If ever there was a pre-budget report that was going to be unpopular, it was this one. Chancellor Alastair Darling knew it and has pretty much admitted it too. Unfortunately for him, it seems he was right; finding anyone with much positive to say about it is tricky at best.

From a social care point of view, the PBR seems to have been attacked from all sides. While it is generally accepted that cuts to the public sector are necessary if the country is to dig itself out of the financial hole it is in, the size of these cuts is causing consernation.

For example, the drive to keep older people in their own homes and out of residential care by using preventative measures continues.
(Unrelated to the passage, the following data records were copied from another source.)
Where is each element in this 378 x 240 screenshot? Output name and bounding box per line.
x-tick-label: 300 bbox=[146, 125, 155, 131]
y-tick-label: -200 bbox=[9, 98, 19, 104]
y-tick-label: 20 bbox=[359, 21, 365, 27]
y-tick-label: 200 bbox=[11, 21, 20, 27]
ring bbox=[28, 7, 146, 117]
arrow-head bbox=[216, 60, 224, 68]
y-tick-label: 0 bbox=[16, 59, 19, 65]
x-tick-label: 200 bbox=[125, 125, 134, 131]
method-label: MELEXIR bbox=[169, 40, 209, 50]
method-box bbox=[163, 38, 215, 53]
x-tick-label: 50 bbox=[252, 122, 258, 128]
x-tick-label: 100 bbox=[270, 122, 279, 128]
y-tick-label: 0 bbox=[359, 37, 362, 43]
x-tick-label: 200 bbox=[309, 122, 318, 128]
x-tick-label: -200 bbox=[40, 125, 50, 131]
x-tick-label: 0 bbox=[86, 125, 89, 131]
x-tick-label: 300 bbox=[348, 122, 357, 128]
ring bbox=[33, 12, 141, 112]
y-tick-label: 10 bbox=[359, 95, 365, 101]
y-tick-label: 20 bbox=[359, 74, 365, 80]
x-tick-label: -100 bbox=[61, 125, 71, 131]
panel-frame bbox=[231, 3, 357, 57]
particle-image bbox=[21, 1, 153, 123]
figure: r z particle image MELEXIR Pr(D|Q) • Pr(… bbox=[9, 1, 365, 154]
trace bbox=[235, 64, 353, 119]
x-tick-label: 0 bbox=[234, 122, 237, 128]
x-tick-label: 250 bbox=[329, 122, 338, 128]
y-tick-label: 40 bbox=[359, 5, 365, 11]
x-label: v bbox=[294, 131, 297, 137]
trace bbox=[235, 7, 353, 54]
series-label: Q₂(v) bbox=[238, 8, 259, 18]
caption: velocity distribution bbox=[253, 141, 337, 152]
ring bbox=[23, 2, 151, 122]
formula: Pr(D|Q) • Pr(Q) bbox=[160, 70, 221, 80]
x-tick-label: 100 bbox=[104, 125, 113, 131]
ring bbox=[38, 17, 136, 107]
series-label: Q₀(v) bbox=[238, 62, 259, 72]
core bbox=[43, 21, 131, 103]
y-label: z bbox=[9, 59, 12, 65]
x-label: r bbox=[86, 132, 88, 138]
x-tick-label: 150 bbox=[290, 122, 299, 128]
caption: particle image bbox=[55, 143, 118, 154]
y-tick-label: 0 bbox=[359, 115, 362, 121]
While the government thinks £250 million can be saved this way, ADASS’ John Jackson has slammed these proposals as “naïve”. He says that most councils are already planning cuts of 4% in this area and to make more, without new initiatives designed to help local government or promote closer working and better resource utilisation between the NHS and local government, is unrealistic.

Elsewhere, the announcement of a cap of 1% on pay increases for public sector workers from 2011-13 has been met with dismay. With National Insurance set to go up by 1% in 2011 too, add in inflation – expected to rise to 3% next year – and that’s a pay cut for millions. However, many councils would have struggled to find money for pay increases in any case.

But as BASW’s chief executive Hilton Dawson has pointed out, this seems to fly in the face of the Social Work Task Force report’s recent recommendations on career structure and pay grades for social workers. He called it a “slap in the face for the profession”.

Public sector unions have also been critical of the plans to cap state contributions to local government employee pensions by 2012.

So, while the public sector is unhappy, is the private sector more welcoming? Err, no. The English Community Care Association, the representative body for the independent care sector, has also slammed the PBR. Chief executive Martin Green said that the; “report signals that the government is intent on protecting the statutory services at the expense of independent provision and putting dogma before need”.

But this criticism has come without anyone really knowing what the alternative is; the Conservatives have focused mainly on criticising Labour’s plans, rather than promoting their own. Ditto the Liberals.

Certain details have previously emerged – such as the Tories’ plans to make deep cuts quickly and freeze social work pay for a year – but nothing in the same detail as Labour.

Only when the other parties outline their plans in the same detail will everyone get a true sense of what may be to come for the social care sector and the country more widely on the other side of the general election.